Embarquer sans prendre la mer

Le filet du pêcheur reconnu au patrimoine culturel immatériel national
Le filet du pêcheur reconnu au patrimoine culturel immatériel national

Dans le quartier émergent de Bacalan, derrière les bars branchés et les restos rock, une petite troupe d’épicuriens prennent grand soin de leurs cabanes de pêcheurs. Regard sur les carrelets citadins.

 

 

 Par Dominique Galopin

Les photos de carrelets sont de D.Sherwin-White et M. Depecker

Berges de la Garonne, terminus du tram B, prélude d’un voyage inattendu. Au bout de la rue, une grille vieillie s’ouvre sur le village préservé des carrelets bordelais, une vingtaine de cabanes installées du Pont Chaban-Delmas à Ambès qui appellent à l’harmonie et au partage.

 

MARTIN, PK 6570, OCC.13369

La quiétude s’invite dès les premiers pas dans cette vaste clairière de huit hectares où pousse une forêt légère faite d’aulnes et de saules. Les premières cabanes se devinent derrière des pontons protégés d’une porte en bois rudimentaire, toutes affichant ces mêmes codes : Nom, kilomètres, chiffre.

Tout ici est inhabituel. Ordinairement ce sont les voies navigables qui gèrent le domaine occupé par les carrelets. Or ici en zone citadine, c’est le Grand Port Maritime de Bordeaux qui a la main sur la gestion du fleuve allant du Pont de Pierre à Ambès.
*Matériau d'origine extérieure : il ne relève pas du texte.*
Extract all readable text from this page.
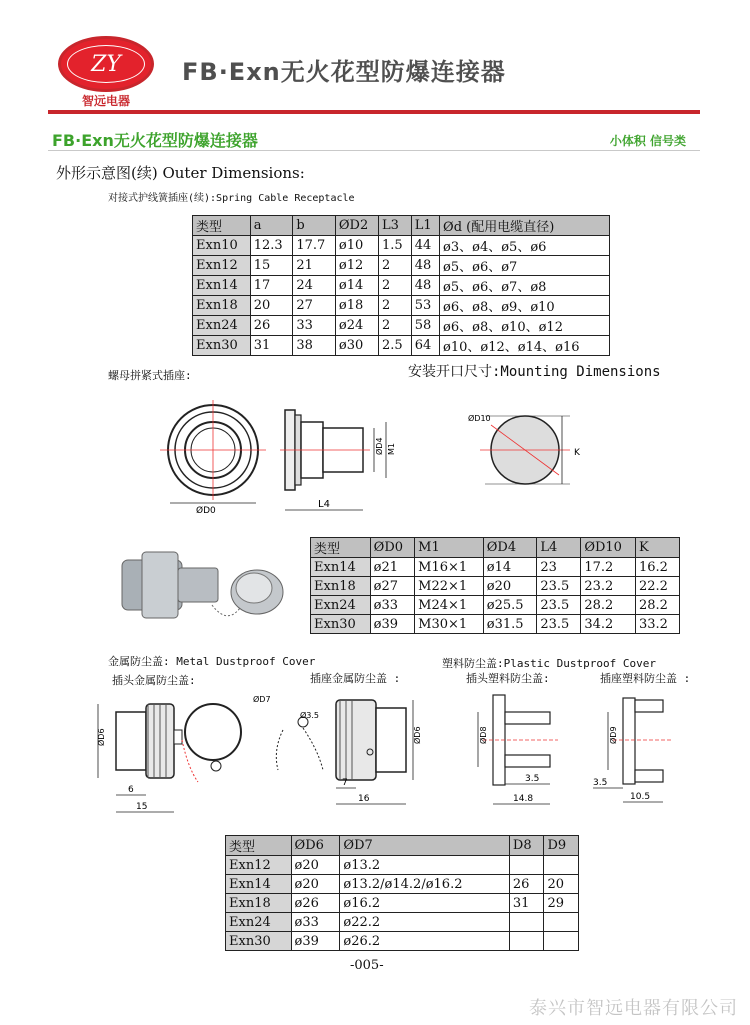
ZY
智远电器
FB·Exn无火花型防爆连接器
FB·Exn无火花型防爆连接器	小体积 信号类
外形示意图(续) Outer Dimensions:
对接式护线簧插座(续):Spring Cable Receptacle
类型	a	b	ØD2	L3	L1	Ød (配用电缆直径)
Exn10	12.3	17.7	ø10	1.5	44	ø3、ø4、ø5、ø6
Exn12	15	21	ø12	2	48	ø5、ø6、ø7
Exn14	17	24	ø14	2	48	ø5、ø6、ø7、ø8
Exn18	20	27	ø18	2	53	ø6、ø8、ø9、ø10
Exn24	26	33	ø24	2	58	ø6、ø8、ø10、ø12
Exn30	31	38	ø30	2.5	64	ø10、ø12、ø14、ø16
螺母拼紧式插座:	安装开口尺寸:Mounting Dimensions
ØD0
ØD4 M1
L4
ØD10
K
类型	ØD0	M1	ØD4	L4	ØD10	K
Exn14	ø21	M16×1	ø14	23	17.2	16.2
Exn18	ø27	M22×1	ø20	23.5	23.2	22.2
Exn24	ø33	M24×1	ø25.5	23.5	28.2	28.2
Exn30	ø39	M30×1	ø31.5	23.5	34.2	33.2
金属防尘盖: Metal Dustproof Cover	塑料防尘盖:Plastic Dustproof Cover
插头金属防尘盖:	插座金属防尘盖 :	插头塑料防尘盖:	插座塑料防尘盖 :
ØD6
ØD7
6
15
Ø3.5
ØD6
7
16
ØD8
3.5
14.8
ØD9
3.5
10.5
类型	ØD6	ØD7	D8	D9
Exn12	ø20	ø13.2		
Exn14	ø20	ø13.2/ø14.2/ø16.2	26	20
Exn18	ø26	ø16.2	31	29
Exn24	ø33	ø22.2		
Exn30	ø39	ø26.2		
-005-
泰兴市智远电器有限公司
Ainsi se justifient les éléments des pancartes : Nom du locataire, nombre de kms distant depuis le Pont de Pierre et numéro du carrelet ; ce qui donne « Martin, PK 6570, OCC.13369 ». Le Port est propriétaire de l’espace et le locataire signe chaque année un bail renouvelable, sachant qu’il peut être amené à partir du jour au lendemain avec obligation de démonter l’installation et laisser le terrain nu. Le prix moyen s’élève à 350 euros par an. Il arrive parfois qu’un locataire cède son carrelet ; dans ce cas la valeur ne porte que sur la quantité de bois employé, sachant que le port exige que seul le bois de récupération soit utilisé pour la construction.

 

Faire sauter les crevettes

Si le pittoresque carrelet doit son nom au filet de pêche de trois mètres sur trois, il n’est plus guère la raison majeure de son occupation. Pourtant l’anguille frétille toujours et les crevettes volètent aisément dans les balances, éprouvettes de taille moyenne que l’on balance à bout de bras dans l’eau afin de les appâter. Mais le fleuve, soumis aux inévitables marées, est bien peu profond à cet endroit et n’est généreux qu’aux forts coefficients.
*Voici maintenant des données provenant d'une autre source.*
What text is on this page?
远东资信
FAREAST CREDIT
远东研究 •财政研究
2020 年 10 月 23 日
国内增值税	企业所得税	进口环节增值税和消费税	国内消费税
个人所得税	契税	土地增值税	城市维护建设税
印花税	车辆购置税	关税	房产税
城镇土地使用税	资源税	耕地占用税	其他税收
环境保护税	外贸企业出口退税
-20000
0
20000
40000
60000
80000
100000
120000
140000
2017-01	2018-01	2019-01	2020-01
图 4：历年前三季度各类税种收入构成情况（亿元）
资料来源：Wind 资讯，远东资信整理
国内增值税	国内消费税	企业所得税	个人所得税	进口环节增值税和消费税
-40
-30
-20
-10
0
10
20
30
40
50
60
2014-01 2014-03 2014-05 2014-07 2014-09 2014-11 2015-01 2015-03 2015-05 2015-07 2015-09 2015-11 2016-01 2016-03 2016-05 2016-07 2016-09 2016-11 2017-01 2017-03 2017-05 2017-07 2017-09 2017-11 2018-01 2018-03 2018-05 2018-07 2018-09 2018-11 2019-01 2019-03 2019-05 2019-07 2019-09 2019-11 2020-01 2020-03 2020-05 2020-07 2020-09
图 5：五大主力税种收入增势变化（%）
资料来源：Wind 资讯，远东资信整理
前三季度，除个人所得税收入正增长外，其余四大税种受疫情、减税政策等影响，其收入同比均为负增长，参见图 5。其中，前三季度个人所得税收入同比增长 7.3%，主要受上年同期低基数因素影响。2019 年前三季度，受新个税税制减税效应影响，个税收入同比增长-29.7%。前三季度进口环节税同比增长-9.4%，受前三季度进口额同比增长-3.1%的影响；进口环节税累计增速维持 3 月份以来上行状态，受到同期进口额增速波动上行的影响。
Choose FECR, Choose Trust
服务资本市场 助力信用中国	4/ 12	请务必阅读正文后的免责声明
En revanche, les carrelets sont des refuges uniques pour trouver la quiétude et le délassement, déguster ensemble de bons repas gascons et surtout créer du lien. Il n’y a pas d’eau, pas d’électricité, pour éviter toute tentative d’installation définitive, mais une vieille cuisinière qui attend sa bouteille de gaz amenée provisoirement, prête à faire sauter les crevettes ou autres omelettes. L’hiver, quand la nuit tombe tôt, les loupiotes solaires guident les hôtes munis de leur lampe frontale. On a même vu et entendu de joyeux réveillons de fin d’année.

 

Conscience aigüe de l’environnement

Cette situation géographique, unique au cœur de la ville rend extrêmement sensibles les occupants à la préservation des milieux et des ressources. Ainsi Frédéric Saos (lire par ailleurs) n’a pas hésité à prendre des cours de saponification pour créer un savon biodégradable utilisable sur le carrelet. Ancien moniteur fédéral de plongée et grand chasseur sous-marin, il n’hésite pas à considérer que les eaux de la Garonne n’ont jamais été aussi propres qu’aujourd’hui.

Pas jaloux de leur insularité, les pêcheurs ont aussi souhaité partager leur passion pour une plante rare et endémique de l’estuaire. En créant chaque printemps la Fête de l’Angélique, ils sensibilisent les visiteurs à détecter et protéger ses longues hampes poussant sous les frondaisons. Quasi disparue dans les années 1980, elle est devenue plante protégée au niveau européen. Un précieux témoin du patrimoine bien à l’unisson des carrelets.

Dominique Galopin

  

Frédéric Saos est le trésorier de l’association des amis du carrelet 6570 de Bacalan. L’aventure a commencé en 2013 quand Vincent Maurin – par ailleurs actuel maire adjoint du quartier Bordeaux maritime –, a l’idée de « racheter » un carrelet à l’état pitoyable, tout étant à refaire. Trois amis, dont M. Saos, le remettent sur pied, ne pouvant prévoir que deux ans plus tard, il allait brûler en totalité. Il fallut deux longues années pour le reconstruire, avec cette idée de créer une association pour une utilisation collective par ses membres, résidant obligatoirement dans le quartier. Objectif : sauvegarder le patrimoine, pêcher, entretenir le lien social. Aujourd’hui, forte de cinquante membres, l’association ouvre ses portes aux écoles, c’est elle aussi qui a eu l’initiative de la Fête de l’Angélique.